Atas mencari kebenaran lewat sains dan penghayatan mereka terhadap masalah sekitar, terutama pada isu lingkungan, mereka memiliki ketakutan atas ancaman masa depan. Mereka menjadi penggerak utama di masa mendatang, sehingga mulai dari sekarang mencari jalan untuk menuntaskan, bahkan mencegahnya.
Sebelum mewujudkannya, 25 finalis itu menghadapi lokakarya dan bimbingan, baik secara daring dan luring. Proyek mereka selain mewujudkan keberlanjutan dan karbon netral adalah memanfaatkan platform digital berbasis pengembangan aplikasi.
Para juri akan memilih tiga proyek terbaik.

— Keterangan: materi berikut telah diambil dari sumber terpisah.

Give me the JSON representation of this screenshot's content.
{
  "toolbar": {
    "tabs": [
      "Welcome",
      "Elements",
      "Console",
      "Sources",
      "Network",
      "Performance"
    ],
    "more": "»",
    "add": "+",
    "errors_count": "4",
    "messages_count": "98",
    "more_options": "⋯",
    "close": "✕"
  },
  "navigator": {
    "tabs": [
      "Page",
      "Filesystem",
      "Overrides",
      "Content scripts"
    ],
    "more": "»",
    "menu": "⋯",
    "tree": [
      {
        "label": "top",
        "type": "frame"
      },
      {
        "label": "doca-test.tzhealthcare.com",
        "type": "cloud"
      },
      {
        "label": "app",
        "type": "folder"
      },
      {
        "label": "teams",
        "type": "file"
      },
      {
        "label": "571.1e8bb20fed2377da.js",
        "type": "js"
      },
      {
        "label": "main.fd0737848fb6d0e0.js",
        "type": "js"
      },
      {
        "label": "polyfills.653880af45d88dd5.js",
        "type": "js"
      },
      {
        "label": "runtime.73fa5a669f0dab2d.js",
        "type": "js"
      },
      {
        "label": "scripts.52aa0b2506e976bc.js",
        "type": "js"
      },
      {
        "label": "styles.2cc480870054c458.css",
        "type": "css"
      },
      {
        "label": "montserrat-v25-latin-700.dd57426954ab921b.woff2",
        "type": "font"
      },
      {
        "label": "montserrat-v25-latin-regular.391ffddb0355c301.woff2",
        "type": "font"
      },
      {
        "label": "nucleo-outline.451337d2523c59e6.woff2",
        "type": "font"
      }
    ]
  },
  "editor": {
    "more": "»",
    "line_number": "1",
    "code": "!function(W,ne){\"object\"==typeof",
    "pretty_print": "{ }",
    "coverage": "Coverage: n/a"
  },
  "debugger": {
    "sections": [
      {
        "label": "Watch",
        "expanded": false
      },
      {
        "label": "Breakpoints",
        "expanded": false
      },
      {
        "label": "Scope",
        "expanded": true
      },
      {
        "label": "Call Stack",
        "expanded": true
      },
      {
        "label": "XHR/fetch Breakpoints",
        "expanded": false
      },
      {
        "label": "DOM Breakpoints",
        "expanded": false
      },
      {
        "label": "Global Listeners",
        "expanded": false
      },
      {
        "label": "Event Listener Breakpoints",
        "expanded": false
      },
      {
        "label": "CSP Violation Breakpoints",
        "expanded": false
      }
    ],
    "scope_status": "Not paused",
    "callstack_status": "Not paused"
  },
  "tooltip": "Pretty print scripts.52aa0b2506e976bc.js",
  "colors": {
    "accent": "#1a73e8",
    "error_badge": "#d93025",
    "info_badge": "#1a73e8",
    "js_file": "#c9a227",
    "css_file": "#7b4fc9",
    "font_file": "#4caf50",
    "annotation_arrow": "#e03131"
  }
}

Kelak, proyek-proyek inilah yang akan disokong untuk menjadi percontohan permasalahan lingkungan di tempat atau situasi yang lain untuk mengurangi emisi karbon.
Editor in Chief National Geographic Indonesia Didi Kaspi Kasim berpendapat, ada pertumbuhan yang signifikan dari ide inovasi yang masuk dalam kompetisi ini. "Artinya, bukan hanya sekadar banyak yang berkompetisi, tapi keingintahuan akan lingkungan (pada generasi muda) itu membaik," ujarnya.
Didi juga menjadi juri dalam kompetisi tersebut. Usaha untuk terlibat dalam penyelesaian masalah lingkungan, khususnya karbon netral, adalah wujud memperbaiki apa yang selama ini salah akibat generasi sebelumnya, terang Didi.
"Generasi gue sebelumnya sudah fail, generasi selanjutnya yang melanjutkan perjuangan," tuturnya.
Ada banyak inovasi yang mereka tawarkan dalam kompetisi ini. Sebagian sudah berjalan dengan melibatkan banyak pihak untuk mewujudkan keberlanjutan dan ekonomi sirkular. Misalnya, mereka melibatkan pengepul sampah, bank sampah, dan daur ulang, agar bisa menjadi material produksi.
Baca Juga: Ekonomi Sirkular: Siasat Mewajibkan Limbah Didaur Ulang di Segala Lini
Baca Juga: Bagaimana Mengklasifikasikan Seluruh Ekosistem di Planet Bumi?
Baca Juga: Butik Berkelanjutan ala Kiehl's: Contoh Bisnis Ramah Lingkungan
Mereka juga membawa langsung proyek jadi untuk ditampilkan kepada para juri. Beberapa di antaranya mulai dari alat pengendali banjir sebagai sumber tenaga listrik, pembalut ramah lingkungan, hingga kontainer ramah lingkungan.
Tidak hanya itu, kegiatan pelatihan, lokakarya dan bimbingan membuat para murid-murid untuk mewujudkan proyek mereka, bisa terkoneksi dengan beberapa stakeholder seperti pemerintah, organisasi nirlaba, dan pebisnis.
“Berjejaring ini yang perlu dikembangkan, bertemu dengan orang-orang yang tepat--bertemu dengan kawan-kawan mereka yang punya keahlian tepat, sehingga inisiatif-inisiatif untuk mewujudkan akselerasi itu bisa terjadi,” kata Didi.